What Are the Symptoms?

  • Pain: Including severe cramps, back ache, rectal pain, pain during sex and pain during bowel movements.
  • Bleeding: Including bleeding after sex, premenstrual spotting (bleeding before the period) and blood in the urine or stool.
  • Infertility: Often this is how women find out they have endometriosis. Twenty to forty percent of infertile women have endometriosis.

How Long Do the Symptoms Last?

Some women experience pain just before their period. This pain usually goes away with the cycle. Others experience pain constantly and the menstrual cycle does not relieve it. Pain is caused by the location of the implant and how deep in the tissue it is buried. Size does not matter as much. Often, the only long term relief from endometriosis is pregnancy or menopause.

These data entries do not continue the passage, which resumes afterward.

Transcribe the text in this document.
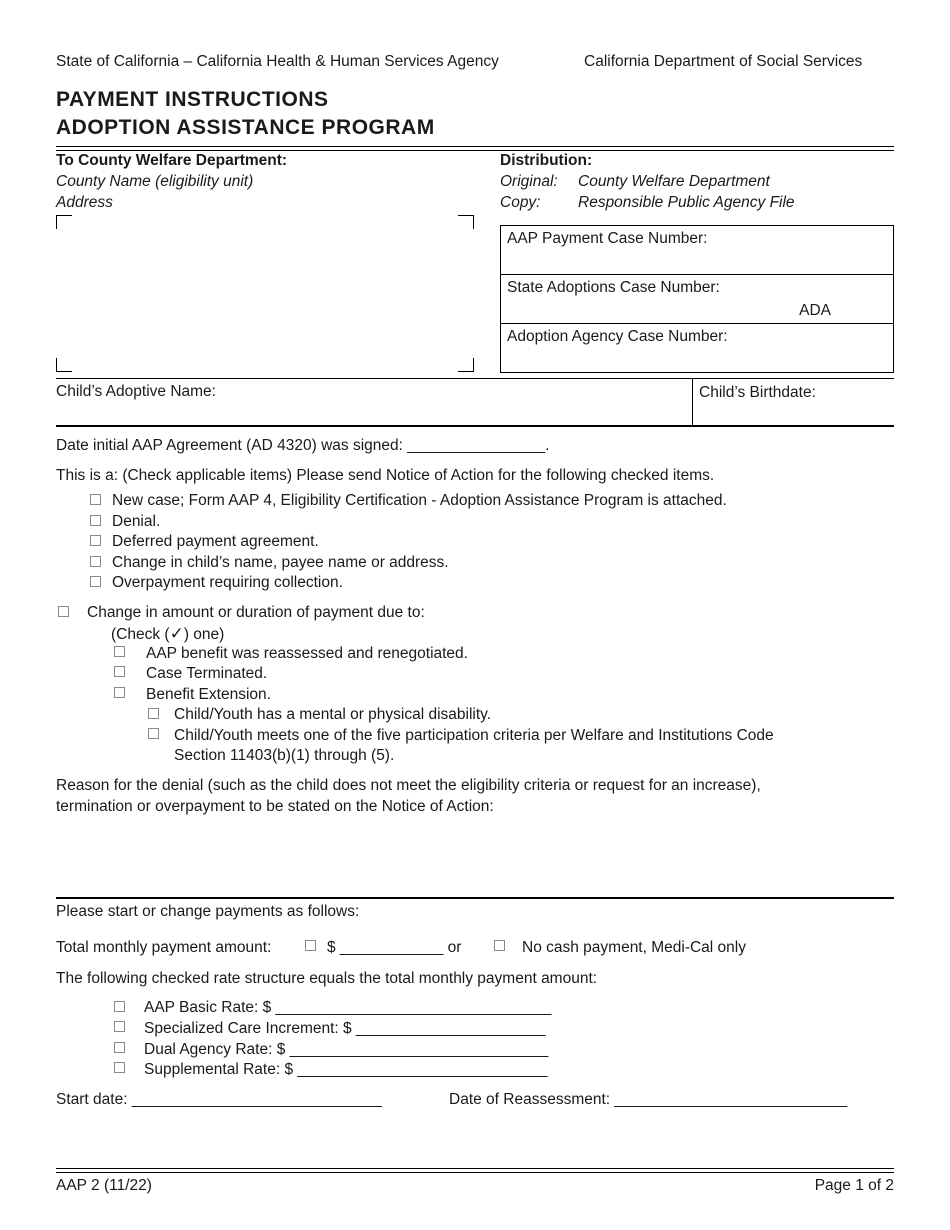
State of California – California Health & Human Services Agency	California Department of Social Services
PAYMENT INSTRUCTIONS
ADOPTION ASSISTANCE PROGRAM
To County Welfare Department:
County Name (eligibility unit)
Address
Distribution:
Original: County Welfare Department
Copy: Responsible Public Agency File
AAP Payment Case Number:
State Adoptions Case Number:
ADA
Adoption Agency Case Number:
Child’s Adoptive Name:	Child’s Birthdate:
Date initial AAP Agreement (AD 4320) was signed: ________________.
This is a: (Check applicable items) Please send Notice of Action for the following checked items.
New case; Form AAP 4, Eligibility Certification - Adoption Assistance Program is attached.
Denial.
Deferred payment agreement.
Change in child’s name, payee name or address.
Overpayment requiring collection.
Change in amount or duration of payment due to:
(Check (✓) one)
AAP benefit was reassessed and renegotiated.
Case Terminated.
Benefit Extension.
Child/Youth has a mental or physical disability.
Child/Youth meets one of the five participation criteria per Welfare and Institutions Code
Section 11403(b)(1) through (5).
Reason for the denial (such as the child does not meet the eligibility criteria or request for an increase),
termination or overpayment to be stated on the Notice of Action:
Please start or change payments as follows:
Total monthly payment amount:	$ ____________ or	No cash payment, Medi-Cal only
The following checked rate structure equals the total monthly payment amount:
AAP Basic Rate: $ ________________________________
Specialized Care Increment: $ ______________________
Dual Agency Rate: $ ______________________________
Supplemental Rate: $ _____________________________
Start date: _____________________________	Date of Reassessment: ___________________________
AAP 2 (11/22)	Page 1 of 2
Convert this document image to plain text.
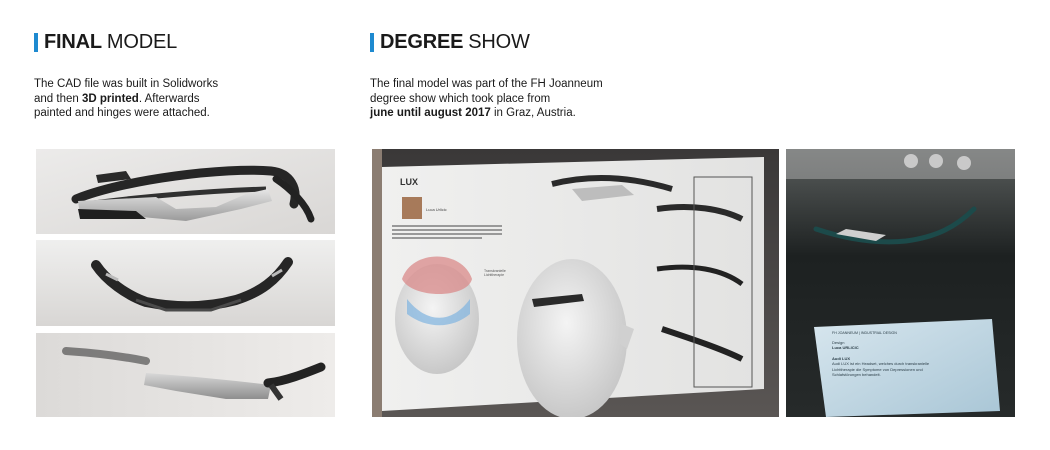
FINAL MODEL
The CAD file was built in Solidworks
and then 3D printed. Afterwards
painted and hinges were attached.
DEGREE SHOW
The final model was part of the FH Joanneum
degree show which took place from
june until august 2017 in Graz, Austria.
LUX
Luca Urlicic
Transkranielle Lichttherapie
FH JOANNEUM | INDUSTRIAL DESIGN
Design
Luca URLICIC
Audi LUX
Audi LUX ist ein Headset, welches durch transkranielle
Lichttherapie die Symptome von Depressionen und
Schlafstörungen behandelt.
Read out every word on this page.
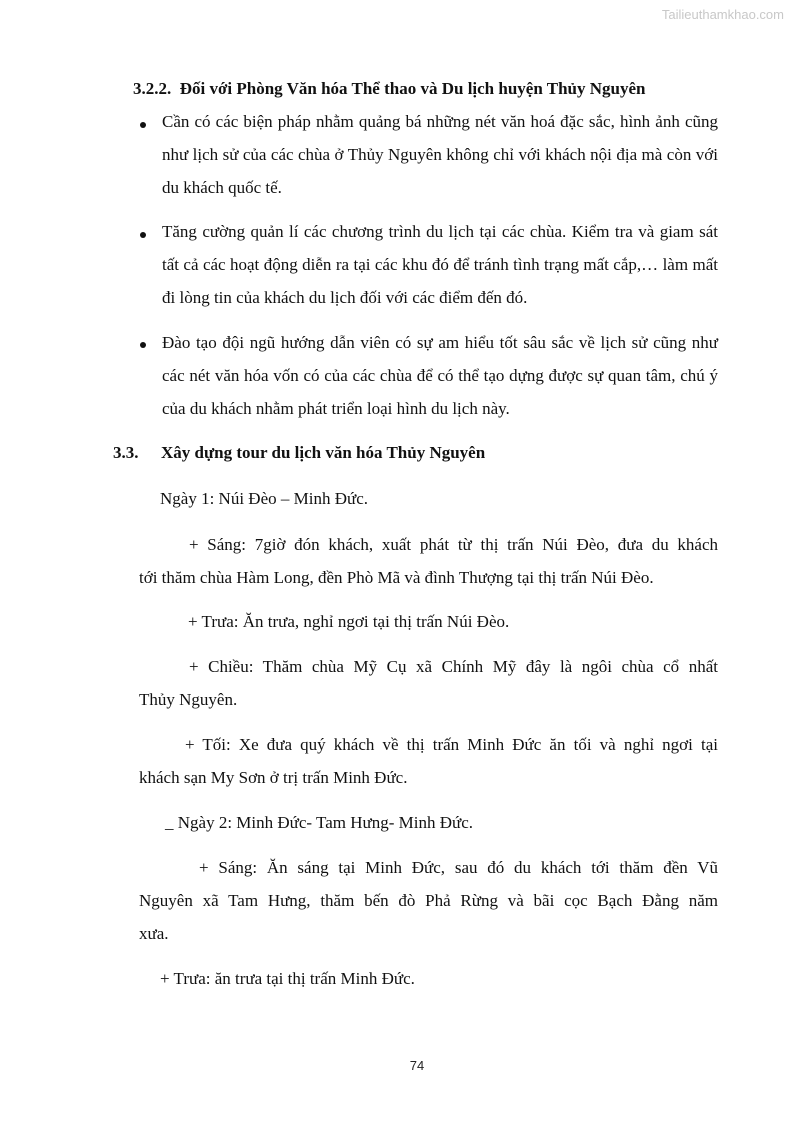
Tailieuthamkhao.com
3.2.2. Đối với Phòng Văn hóa Thể thao và Du lịch huyện Thủy Nguyên
Cần có các biện pháp nhằm quảng bá những nét văn hoá đặc sắc, hình ảnh cũng như lịch sử của các chùa ở Thủy Nguyên không chỉ với khách nội địa mà còn với du khách quốc tế.
Tăng cường quản lí các chương trình du lịch tại các chùa. Kiểm tra và giam sát tất cả các hoạt động diễn ra tại các khu đó để tránh tình trạng mất cắp,… làm mất đi lòng tin của khách du lịch đối với các điểm đến đó.
Đào tạo đội ngũ hướng dẫn viên có sự am hiểu tốt sâu sắc về lịch sử cũng như các nét văn hóa vốn có của các chùa để có thể tạo dựng được sự quan tâm, chú ý của du khách nhằm phát triển loại hình du lịch này.
3.3. Xây dựng tour du lịch văn hóa Thủy Nguyên
Ngày 1: Núi Đèo – Minh Đức.
+ Sáng: 7giờ đón khách, xuất phát từ thị trấn Núi Đèo, đưa du khách
tới thăm chùa Hàm Long, đền Phò Mã và đình Thượng tại thị trấn Núi Đèo.
+ Trưa: Ăn trưa, nghỉ ngơi tại thị trấn Núi Đèo.
+ Chiều: Thăm chùa Mỹ Cụ xã Chính Mỹ đây là ngôi chùa cổ nhất
Thủy Nguyên.
+ Tối: Xe đưa quý khách về thị trấn Minh Đức ăn tối và nghỉ ngơi tại
khách sạn My Sơn ở trị trấn Minh Đức.
_ Ngày 2: Minh Đức- Tam Hưng- Minh Đức.
+ Sáng: Ăn sáng tại Minh Đức, sau đó du khách tới thăm đền Vũ
Nguyên xã Tam Hưng, thăm bến đò Phả Rừng và bãi cọc Bạch Đằng năm
xưa.
+ Trưa: ăn trưa tại thị trấn Minh Đức.
74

What Can I Do to Relieve My Symptoms?

Relief can be found in a number of ways. Anti-imflammatory drugs can relieve the pain, but shouldn't be taken for more than a few days at a time. A heating pad placed over the painful area can go a long ways in reducing pain and easing the cramping. Relaxation techniques like deep breathing and gentle stretching can also help. Consider getting regular exercise, as it's known to increase blood flow and produce endorphins, which are natural pain relievers.